Encoraja ainda as práticas narradas anteriormente a dificuldade de se conseguir a quebra do sigilo bancário das empresas devedoras e, sobretudo, de seus administradores. Como não estão no pólo passivo da relação processual, os magistrados não vêm admitindo a investigação mais detalhada das operações bancárias capitaneadas pelos maus gestores.

Mencione-se, por fim, os sucessivos programas governamentais de parcelamento de créditos tributário, em que, mediante o pagamento de uma única parcela, já é possível a obtenção de Certidões Negativas de Débitos junto à Fazenda. Muitas são as sociedades que preferem não pagar os impostos no momento certo esperando apenas o advento do benefício supracitado.

Mesmo diante desse quadro, tem-se indeferido os pleitos de redirecionamento da execução fiscal aos sócios, tudo sempre sob o argumento de que o inadimplemento da obrigação tributária não acarreta, por si só, a responsabilidade do sócio administrador. A posição omissa já consolidada na jurisprudência nacional traz péssimas conseqüências não só para o processo, mas também para toda a sociedade.

Em primeiro lugar, o reiterado e voluntário inadimplemento de tributos causa fortes desequilíbrios na concorrência. Por óbvio, uma empresa que não paga impostos terá melhor condição de se desenvolver e praticar preços mais baixos do que aquelas que seguem à risca o que determina a lei. Como consequência natural de tal conduta, após a eliminação das concorrentes, a sociedade sonegadora estará livre para elevar o preço de seus produtos.

Outra nefasta consequência do voluntário e reiterado não pagamento de tributos por parte das grandes empresas, levado a efeito via de regra por decisão seus sócios administradores, é o aumento do número de demandas judiciais no já abarrotado Poder Judiciário nacional. Centenas de milhares de execuções fiscais proliferam graças ao ilícito perpetrado pelos maus administradores. Com isso, resta prejudicada a qualidade dos serviços prestados àqueles que realmente necessitam da ajuda do Estado.

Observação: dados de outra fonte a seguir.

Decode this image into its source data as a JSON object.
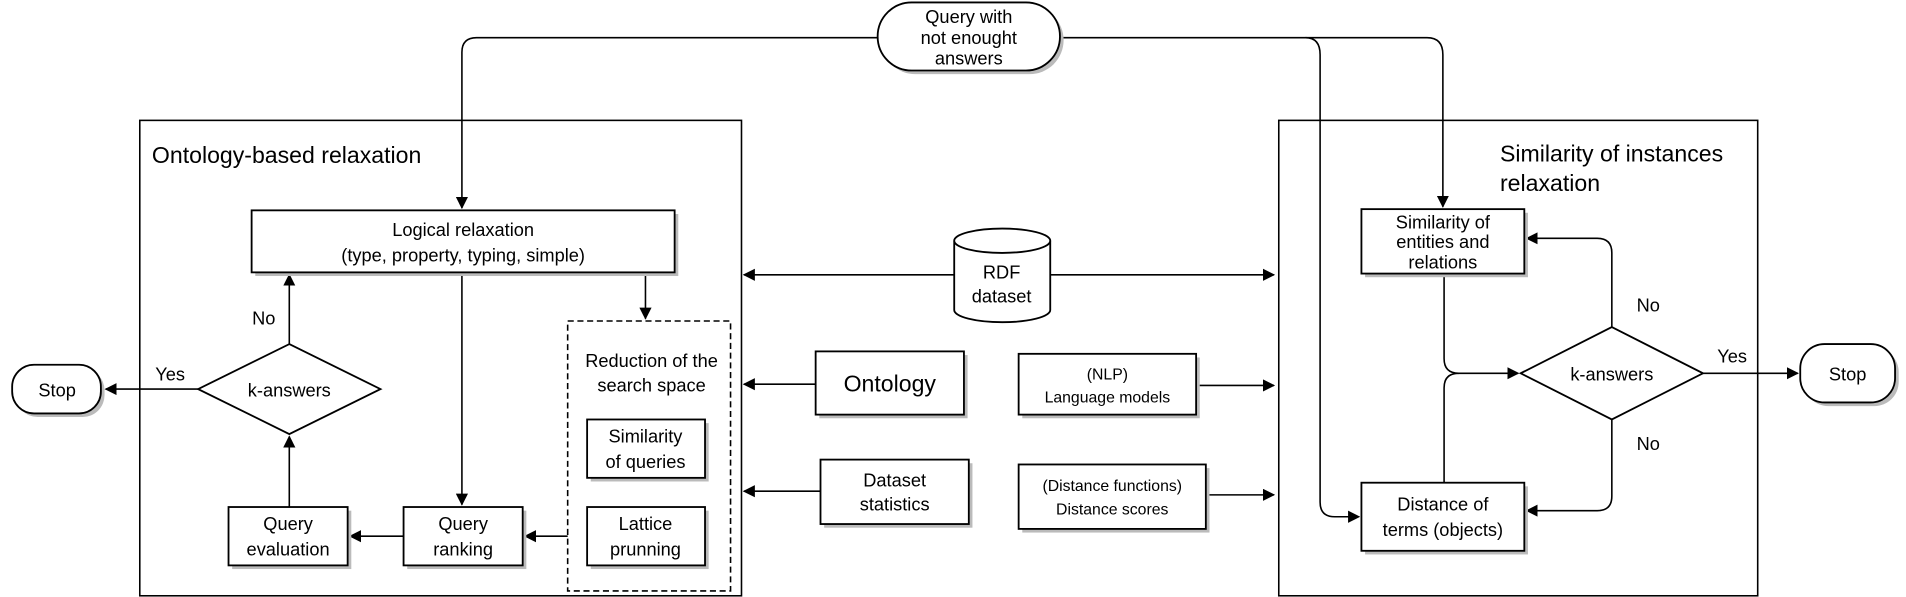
{
  "query": [
    "Query with",
    "not enought",
    "answers"
  ],
  "left_panel": {
    "title": "Ontology-based relaxation",
    "logical_relaxation": [
      "Logical relaxation",
      "(type, property, typing, simple)"
    ],
    "decision": "k-answers",
    "yes": "Yes",
    "no": "No",
    "stop": "Stop",
    "query_evaluation": [
      "Query",
      "evaluation"
    ],
    "query_ranking": [
      "Query",
      "ranking"
    ],
    "reduction": [
      "Reduction of the",
      "search space"
    ],
    "similarity_queries": [
      "Similarity",
      "of queries"
    ],
    "lattice": [
      "Lattice",
      "prunning"
    ]
  },
  "center": {
    "rdf": [
      "RDF",
      "dataset"
    ],
    "ontology": "Ontology",
    "dataset_statistics": [
      "Dataset",
      "statistics"
    ],
    "language_models": [
      "(NLP)",
      "Language models"
    ],
    "distance_scores": [
      "(Distance functions)",
      "Distance scores"
    ]
  },
  "right_panel": {
    "title": [
      "Similarity of instances",
      "relaxation"
    ],
    "similarity_entities": [
      "Similarity of",
      "entities and",
      "relations"
    ],
    "distance_terms": [
      "Distance of",
      "terms (objects)"
    ],
    "decision": "k-answers",
    "yes": "Yes",
    "no_top": "No",
    "no_bottom": "No",
    "stop": "Stop"
  }
}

Em que pese isso tudo, o maior problema decorrente da prática ora versada é, sem dúvidas, a diminuição da arrecadação tributária.

Num país em que a desigualdade social alcança elevados patamares, como o Brasil, a distribuição de renda e a prestação dos serviços básicos à comunidade depende sobremaneira do valor arrecadado pelos entes federados junto aos contribuintes. Não se dá educação, saúde, segurança e outros direitos fundamentais básicos àqueles que precisam sem a necessária fonte dos recursos.

Em resumo, o lesivo planejamento tributário praticado por determinados sócios gerentes, baseado no voluntário e reiterado inadimplemento de tributos causa prejuízos à toda sociedade, sobretudo àqueles que mais necessitam dos serviços prestados pelo Estado.

Ora, se no caso de dissolução irregular da empresa se admite o redirecionamento ao sócio gerente por ter sido ele culpado pela impossibilidade de pagamento de tributos por parte do contribuinte, nada mais natural do que aplicar o mesmo entendimento no caso de voluntário e planejado inadimplemento de tributos. Aqui, a empresa não paga o que deve pura e simplesmente por culpa do sócio gestor. Tanto é assim que já há até mesmo alguns julgados admitindo o redirecionamento em caso de empresa inadimplente que distribui lucro entre seus sócios16.

4.3. A dificuldade do redirecionamento em caso de tributo declarado e não pago voluntariamente

Em momento anterior deste trabalho comentou-se acerca da dificuldade de inclusão do sócio administrador no pólo passivo da ação de execução fiscal. Conforme visto, só se tem admitido que o gestor seja, desde o início, réu no processo executivo quando seu nome constar também na Certidão de Dívida Ativa. Trata-se de concretização do princípio do contraditório. De fato, é bastante razoável que apenas àquele a quem fora dada chance de se defender na esfera administrativa possa ser imputada a responsabilidade pelo pagamento dos tributos devidos pela empresa.

O problema surge no caso dos tributos sujeitos ao chamado lançamento por homologação, em que, na maioria das vezes, o contribuinte declara os fatos jurídicos tributários e o Fisco apenas concorda com a declaração efetuada, não havendo necessidade de verdadeiro processo administrativo de lançamento. Aqui, não há como se aferir a prática de infração de lei, contrato social ou mesmo estatuto por parte do sócio gestor.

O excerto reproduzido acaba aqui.